On Saturday 12 August 2006 02:47 am, Thomas Bushnell BSG wrote:
> Daniel Schepler <firstname.lastname@example.org> writes:
> > According to the GPL, section 0:
> > The act of running the Program is not restricted...
> > And since dynamic linking is done at the time the program is run, this
> > would appear to me to be what applies. In particular, it appears to me
> > that you could satisfy the GPL and still dynamically link against a
> > non-free library, and distribute both, by invoking the "mere aggregation"
> > clause of section 2.
> This does not mean that anything that happens when you run the program
> is not restricted.

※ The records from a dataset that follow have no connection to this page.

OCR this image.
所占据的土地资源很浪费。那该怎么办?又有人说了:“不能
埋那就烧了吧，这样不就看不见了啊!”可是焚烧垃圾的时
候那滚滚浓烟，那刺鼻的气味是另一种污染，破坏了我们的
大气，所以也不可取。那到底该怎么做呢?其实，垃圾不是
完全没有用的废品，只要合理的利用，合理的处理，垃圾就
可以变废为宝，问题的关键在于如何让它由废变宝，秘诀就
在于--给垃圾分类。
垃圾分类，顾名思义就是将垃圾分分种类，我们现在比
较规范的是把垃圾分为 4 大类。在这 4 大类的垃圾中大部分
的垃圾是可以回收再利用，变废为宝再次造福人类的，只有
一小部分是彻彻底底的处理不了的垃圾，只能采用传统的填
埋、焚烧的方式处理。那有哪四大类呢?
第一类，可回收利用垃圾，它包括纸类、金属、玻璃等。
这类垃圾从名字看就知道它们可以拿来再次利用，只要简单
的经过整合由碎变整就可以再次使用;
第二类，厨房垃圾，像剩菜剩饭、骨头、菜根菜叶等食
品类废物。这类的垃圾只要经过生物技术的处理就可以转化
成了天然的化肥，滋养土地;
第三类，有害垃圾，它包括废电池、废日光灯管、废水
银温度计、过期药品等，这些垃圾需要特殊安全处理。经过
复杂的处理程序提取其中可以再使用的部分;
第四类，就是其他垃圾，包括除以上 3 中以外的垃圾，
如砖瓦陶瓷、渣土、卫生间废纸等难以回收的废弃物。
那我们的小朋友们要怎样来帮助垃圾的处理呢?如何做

For example, the act of running GNU cp and sed is
> not restricted, but that cann't possibly mean that the GPL gives you
> carte blanche to go ahead and violate the GPL through use of cp and
I'm afraid I don't see what your point is, here. Of course the GPL allowing
me to use a GPL'd httpd to distribute non-free software doesn't automatically
mean I would be blameless if I used it to distribute, say, a non-free program
foo linked against libmad. The point, I think, is that distributing such a
thing as the non-free binary of foo along with a package of a shared libmad
is essentially the same as distributing a binary with libmad linked in
statically, which is clearly disallowed. Both are just different ways of
distributing the combined work of foo + libmad.